Malaka- Sunda (Jawa Barat): lada, asam Jawa, budak, emas, dan
bahan-bahan pangan lainnya; hasil-hasil ini ditukarkan dengan tekstil India,
pinang, air mawar, dan lain sebagainya.
Malaka-Jawa Tengah dan Jawa Timur: beras dan bahan-bahan pangan
lainnya, lada, asam Jawa, batu-batuan semi permata, emas, budak, dan tekstil
yang dimanfaatkan sebagai barang dagangan lebih jauh ke timur, hasil-hasil ini
ditukarkan dengan tekstil India yang baik mutunya dan barang-barang Cina.

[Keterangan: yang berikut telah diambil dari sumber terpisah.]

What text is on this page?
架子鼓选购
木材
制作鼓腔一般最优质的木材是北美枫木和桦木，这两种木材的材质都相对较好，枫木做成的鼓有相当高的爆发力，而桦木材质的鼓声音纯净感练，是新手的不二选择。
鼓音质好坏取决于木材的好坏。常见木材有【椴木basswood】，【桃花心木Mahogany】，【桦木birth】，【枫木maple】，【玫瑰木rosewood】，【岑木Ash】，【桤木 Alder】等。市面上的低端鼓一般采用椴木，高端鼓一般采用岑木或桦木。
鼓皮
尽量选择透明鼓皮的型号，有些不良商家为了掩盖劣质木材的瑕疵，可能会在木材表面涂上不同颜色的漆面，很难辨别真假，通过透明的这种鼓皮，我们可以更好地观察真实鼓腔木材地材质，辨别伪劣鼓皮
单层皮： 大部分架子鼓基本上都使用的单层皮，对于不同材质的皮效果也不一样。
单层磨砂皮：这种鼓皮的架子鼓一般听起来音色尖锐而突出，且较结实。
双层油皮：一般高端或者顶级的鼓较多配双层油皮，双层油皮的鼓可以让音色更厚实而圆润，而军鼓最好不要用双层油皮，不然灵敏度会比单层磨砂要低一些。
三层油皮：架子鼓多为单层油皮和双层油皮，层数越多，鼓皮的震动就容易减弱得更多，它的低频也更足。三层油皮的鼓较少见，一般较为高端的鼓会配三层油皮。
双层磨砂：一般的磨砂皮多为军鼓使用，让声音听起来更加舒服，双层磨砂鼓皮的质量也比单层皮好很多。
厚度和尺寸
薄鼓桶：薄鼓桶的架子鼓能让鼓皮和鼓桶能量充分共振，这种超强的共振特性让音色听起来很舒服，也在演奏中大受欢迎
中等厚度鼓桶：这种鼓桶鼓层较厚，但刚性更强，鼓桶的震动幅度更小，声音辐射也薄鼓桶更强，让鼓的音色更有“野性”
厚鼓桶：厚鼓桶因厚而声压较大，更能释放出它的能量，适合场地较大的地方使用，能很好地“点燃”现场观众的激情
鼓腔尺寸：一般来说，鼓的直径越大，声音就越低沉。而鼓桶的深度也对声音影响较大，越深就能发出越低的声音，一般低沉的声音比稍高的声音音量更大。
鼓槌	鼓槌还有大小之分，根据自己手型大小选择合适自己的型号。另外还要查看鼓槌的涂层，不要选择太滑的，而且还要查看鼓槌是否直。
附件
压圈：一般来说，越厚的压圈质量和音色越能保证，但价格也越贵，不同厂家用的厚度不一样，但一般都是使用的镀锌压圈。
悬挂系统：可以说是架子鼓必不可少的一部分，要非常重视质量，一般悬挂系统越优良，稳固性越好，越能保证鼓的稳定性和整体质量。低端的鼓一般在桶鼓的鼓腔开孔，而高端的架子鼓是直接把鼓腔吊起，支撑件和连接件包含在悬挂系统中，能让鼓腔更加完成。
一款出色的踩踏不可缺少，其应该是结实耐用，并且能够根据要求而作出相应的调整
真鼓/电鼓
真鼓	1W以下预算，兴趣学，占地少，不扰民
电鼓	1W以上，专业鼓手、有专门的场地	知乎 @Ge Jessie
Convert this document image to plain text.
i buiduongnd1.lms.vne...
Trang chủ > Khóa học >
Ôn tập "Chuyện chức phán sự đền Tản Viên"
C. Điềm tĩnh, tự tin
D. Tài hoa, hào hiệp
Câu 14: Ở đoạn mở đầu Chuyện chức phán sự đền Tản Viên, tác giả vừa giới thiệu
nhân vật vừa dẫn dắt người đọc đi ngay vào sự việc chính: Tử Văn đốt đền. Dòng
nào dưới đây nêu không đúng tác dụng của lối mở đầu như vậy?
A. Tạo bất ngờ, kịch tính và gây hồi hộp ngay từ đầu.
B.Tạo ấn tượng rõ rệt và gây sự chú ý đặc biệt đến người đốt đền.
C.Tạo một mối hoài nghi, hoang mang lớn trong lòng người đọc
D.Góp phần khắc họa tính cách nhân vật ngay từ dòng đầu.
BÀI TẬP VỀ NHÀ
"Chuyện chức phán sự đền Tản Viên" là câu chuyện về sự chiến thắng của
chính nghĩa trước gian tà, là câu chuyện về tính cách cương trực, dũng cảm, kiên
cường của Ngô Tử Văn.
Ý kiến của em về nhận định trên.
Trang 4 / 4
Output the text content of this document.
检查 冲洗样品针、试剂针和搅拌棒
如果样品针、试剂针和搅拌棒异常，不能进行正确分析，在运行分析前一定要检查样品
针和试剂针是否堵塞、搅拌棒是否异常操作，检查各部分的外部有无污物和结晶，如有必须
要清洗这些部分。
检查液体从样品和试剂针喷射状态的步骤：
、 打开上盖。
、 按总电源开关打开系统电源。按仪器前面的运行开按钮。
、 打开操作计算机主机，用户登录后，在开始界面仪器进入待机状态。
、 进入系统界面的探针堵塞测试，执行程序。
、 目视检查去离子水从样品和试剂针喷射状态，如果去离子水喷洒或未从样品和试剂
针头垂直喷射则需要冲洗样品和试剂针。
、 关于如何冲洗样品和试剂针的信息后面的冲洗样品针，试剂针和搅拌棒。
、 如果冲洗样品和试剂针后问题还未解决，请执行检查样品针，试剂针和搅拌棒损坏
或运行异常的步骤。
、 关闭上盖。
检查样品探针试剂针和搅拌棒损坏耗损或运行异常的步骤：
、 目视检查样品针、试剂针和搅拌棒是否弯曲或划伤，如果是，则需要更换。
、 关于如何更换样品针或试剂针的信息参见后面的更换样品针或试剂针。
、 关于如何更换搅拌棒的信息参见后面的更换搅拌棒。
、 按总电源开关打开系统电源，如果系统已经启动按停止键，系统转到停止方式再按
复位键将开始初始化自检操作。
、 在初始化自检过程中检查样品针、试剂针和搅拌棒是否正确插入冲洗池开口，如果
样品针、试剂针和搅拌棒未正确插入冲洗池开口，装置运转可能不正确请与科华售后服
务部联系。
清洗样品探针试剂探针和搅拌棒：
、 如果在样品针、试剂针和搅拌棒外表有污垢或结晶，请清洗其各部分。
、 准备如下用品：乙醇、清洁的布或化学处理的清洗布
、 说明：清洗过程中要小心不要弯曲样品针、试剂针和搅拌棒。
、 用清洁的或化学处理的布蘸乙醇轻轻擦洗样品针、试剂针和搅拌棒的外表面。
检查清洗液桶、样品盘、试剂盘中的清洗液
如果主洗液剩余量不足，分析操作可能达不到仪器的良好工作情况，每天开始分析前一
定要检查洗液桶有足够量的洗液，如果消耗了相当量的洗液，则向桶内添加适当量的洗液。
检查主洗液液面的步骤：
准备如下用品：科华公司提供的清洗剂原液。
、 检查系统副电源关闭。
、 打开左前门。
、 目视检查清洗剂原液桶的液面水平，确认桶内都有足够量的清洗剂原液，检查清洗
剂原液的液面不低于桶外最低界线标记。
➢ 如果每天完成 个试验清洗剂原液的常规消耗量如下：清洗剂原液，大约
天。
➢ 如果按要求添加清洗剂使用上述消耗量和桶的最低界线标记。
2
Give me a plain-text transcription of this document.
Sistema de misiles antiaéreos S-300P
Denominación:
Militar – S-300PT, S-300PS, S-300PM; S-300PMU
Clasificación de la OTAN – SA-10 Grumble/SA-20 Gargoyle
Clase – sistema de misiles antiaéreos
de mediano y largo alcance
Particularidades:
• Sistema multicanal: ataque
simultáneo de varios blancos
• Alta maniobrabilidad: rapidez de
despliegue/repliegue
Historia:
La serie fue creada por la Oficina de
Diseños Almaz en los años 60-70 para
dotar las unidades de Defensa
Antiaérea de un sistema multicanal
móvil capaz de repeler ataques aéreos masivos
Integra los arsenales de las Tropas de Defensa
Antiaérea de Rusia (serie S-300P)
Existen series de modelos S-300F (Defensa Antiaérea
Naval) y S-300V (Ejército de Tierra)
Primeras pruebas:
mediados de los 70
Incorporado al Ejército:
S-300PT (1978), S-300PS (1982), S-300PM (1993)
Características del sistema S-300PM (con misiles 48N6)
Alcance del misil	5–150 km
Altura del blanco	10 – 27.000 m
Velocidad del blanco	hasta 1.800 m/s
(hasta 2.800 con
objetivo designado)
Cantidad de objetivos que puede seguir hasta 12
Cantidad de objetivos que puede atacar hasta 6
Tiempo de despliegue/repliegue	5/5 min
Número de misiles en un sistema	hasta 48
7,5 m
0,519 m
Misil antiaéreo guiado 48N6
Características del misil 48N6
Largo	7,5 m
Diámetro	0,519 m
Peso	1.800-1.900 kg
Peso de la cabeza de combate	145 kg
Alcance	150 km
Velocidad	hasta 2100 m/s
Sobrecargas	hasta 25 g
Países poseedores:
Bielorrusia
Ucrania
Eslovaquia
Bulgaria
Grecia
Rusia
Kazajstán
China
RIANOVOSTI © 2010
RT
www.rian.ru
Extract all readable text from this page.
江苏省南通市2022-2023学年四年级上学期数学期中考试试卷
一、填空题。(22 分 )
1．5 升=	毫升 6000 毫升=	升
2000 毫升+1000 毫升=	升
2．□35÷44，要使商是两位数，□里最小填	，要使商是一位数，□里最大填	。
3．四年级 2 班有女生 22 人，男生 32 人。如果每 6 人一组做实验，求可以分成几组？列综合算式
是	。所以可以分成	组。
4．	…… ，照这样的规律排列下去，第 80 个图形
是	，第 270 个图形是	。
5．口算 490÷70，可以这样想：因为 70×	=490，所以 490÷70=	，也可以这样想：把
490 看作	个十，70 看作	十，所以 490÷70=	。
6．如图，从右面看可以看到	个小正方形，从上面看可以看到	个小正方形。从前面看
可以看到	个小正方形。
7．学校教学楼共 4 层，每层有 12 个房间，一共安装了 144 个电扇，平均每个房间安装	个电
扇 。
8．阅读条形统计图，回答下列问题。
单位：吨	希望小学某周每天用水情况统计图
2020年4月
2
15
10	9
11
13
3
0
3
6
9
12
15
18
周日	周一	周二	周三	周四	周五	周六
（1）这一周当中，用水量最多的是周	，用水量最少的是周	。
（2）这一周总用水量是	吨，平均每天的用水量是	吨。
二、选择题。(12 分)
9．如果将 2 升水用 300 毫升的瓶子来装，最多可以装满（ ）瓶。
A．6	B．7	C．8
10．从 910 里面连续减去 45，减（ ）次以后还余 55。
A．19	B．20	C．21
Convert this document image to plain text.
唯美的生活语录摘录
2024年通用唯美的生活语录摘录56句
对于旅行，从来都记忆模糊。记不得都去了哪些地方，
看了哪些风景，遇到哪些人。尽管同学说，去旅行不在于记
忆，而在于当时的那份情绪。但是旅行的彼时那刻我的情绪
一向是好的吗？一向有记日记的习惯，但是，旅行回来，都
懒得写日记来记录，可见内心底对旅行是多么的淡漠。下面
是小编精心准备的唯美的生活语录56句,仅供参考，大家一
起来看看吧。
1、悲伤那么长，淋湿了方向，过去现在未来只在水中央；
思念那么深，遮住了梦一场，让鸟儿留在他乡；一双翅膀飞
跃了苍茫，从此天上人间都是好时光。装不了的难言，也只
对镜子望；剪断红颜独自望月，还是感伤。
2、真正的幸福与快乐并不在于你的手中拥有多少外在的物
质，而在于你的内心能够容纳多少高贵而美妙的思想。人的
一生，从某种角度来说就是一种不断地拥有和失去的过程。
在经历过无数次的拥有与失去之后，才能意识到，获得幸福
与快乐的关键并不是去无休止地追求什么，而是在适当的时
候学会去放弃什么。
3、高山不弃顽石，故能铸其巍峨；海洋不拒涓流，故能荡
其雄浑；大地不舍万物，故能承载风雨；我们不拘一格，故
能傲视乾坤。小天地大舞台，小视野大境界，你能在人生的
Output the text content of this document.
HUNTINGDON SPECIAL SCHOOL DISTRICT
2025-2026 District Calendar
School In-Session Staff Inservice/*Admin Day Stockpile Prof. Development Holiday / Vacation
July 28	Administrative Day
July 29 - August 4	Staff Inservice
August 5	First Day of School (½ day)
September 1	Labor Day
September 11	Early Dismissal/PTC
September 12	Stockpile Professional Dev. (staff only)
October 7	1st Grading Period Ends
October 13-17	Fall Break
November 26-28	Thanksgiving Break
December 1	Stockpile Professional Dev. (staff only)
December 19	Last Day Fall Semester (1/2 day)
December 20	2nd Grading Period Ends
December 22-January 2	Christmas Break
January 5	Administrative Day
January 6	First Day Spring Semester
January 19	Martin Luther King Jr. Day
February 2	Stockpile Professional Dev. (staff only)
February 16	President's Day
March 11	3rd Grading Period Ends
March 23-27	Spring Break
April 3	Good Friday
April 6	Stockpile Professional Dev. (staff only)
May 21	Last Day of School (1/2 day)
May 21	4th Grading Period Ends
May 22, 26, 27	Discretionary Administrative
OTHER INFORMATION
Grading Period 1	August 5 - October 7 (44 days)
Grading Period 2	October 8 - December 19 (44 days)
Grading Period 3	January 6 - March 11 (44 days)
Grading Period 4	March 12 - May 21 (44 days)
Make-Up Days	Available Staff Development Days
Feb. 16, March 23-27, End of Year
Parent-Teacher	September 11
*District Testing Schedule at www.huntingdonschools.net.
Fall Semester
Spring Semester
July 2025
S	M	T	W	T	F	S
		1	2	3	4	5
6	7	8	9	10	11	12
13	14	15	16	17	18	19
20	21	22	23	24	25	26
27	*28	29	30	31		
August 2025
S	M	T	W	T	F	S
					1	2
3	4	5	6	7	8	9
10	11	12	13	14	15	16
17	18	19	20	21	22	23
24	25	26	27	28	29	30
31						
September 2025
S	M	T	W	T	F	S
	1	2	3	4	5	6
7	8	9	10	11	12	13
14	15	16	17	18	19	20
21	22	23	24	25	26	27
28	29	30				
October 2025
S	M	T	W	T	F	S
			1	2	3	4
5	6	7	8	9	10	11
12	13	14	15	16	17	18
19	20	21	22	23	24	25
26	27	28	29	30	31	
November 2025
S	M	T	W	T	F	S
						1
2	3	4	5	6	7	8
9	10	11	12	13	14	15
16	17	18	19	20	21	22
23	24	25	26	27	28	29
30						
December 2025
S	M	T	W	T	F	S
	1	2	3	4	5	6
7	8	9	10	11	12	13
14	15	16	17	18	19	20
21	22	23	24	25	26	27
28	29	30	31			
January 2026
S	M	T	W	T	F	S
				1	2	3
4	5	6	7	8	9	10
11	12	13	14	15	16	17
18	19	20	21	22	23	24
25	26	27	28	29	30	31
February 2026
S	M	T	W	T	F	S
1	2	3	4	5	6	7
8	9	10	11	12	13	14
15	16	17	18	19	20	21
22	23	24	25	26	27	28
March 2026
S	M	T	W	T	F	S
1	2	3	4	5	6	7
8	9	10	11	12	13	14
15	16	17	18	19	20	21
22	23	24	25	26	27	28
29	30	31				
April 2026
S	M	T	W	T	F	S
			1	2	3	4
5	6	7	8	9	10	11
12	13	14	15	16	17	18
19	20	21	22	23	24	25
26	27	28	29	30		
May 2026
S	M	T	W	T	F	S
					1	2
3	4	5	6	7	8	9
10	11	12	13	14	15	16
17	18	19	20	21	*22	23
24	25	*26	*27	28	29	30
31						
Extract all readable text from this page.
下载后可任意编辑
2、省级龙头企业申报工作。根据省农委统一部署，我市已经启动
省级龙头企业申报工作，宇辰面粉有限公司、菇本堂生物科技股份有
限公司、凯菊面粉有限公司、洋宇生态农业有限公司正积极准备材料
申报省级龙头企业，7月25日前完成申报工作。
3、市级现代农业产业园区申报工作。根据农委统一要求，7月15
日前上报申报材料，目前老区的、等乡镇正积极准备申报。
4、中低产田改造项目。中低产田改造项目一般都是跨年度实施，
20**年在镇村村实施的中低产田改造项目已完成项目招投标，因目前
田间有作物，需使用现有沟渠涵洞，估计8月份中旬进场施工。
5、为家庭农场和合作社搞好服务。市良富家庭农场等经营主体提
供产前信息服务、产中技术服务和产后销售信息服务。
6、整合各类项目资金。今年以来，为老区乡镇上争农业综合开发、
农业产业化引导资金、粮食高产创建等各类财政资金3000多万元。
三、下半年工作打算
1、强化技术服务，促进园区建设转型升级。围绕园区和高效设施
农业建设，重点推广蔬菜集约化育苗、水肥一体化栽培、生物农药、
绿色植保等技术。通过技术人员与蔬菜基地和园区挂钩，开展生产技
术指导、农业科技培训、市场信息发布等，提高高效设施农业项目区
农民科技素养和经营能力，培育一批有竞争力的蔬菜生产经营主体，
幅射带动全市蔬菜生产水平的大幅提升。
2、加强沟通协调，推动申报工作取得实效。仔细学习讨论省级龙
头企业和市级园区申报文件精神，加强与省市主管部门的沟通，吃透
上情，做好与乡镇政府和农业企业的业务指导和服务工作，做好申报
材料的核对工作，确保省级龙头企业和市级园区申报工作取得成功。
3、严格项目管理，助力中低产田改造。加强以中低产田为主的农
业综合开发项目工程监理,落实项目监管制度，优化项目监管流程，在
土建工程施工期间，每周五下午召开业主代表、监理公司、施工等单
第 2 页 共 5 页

Jawa Barat- pantai barat Sumatera: hasil-hasil yang sama dengan
hasil-hasil dari pantai timur Sumatera, juga kuda, dikapalkan ke Jawa Barat;
terjadi pula perdagangan secara langsung dengan para pedagang Gujarat yang
membawa tekstil.
Jawa Tengah dan Jawa Timur-Sumatera Selatan: kapas, madu, lilin,
tir, rotan, lada, dan emas dikapalkan ke Jawa.
Jawa-Bali, Lombok, Sumbawa: bahan-bahan pangan, tekstil kasar,
budak, dan kuda; hasil-hasil ini ditukarkan dengan tekstil kasar Jawa.
Bali, Lombok, Sumbawa-Timor, Sumba: kayu cendana dari daerah-daerah
Timor dan Sumba ditukarkan dengan tekstil kasar India dan Jawa.
Timor, Sumba-Maluku: pala, cengkih, dan bunga pala dari Maluku
(Kepulauan rempah-rempah) ditukarkan dengan tekstil kasar Sumbawa, mata uang
Jawa, dan perhiasan-perhiasan kecil dari India.
Jawa dan Malaka-Kalimantan Selatan: bahan-bahan pangan, intan,
emas, dan kapur barus ditukarkan dengan tekstil India.
Sulawesi Selatan-Malaka, Jawa, Brunei, Siam, Semenanjung Malaya:
budak, beras, dan emas dari Makassar ditukarkan langsung oleh orang-orang Bugis
dengan tekstil India, damar, dan lain sebagainya.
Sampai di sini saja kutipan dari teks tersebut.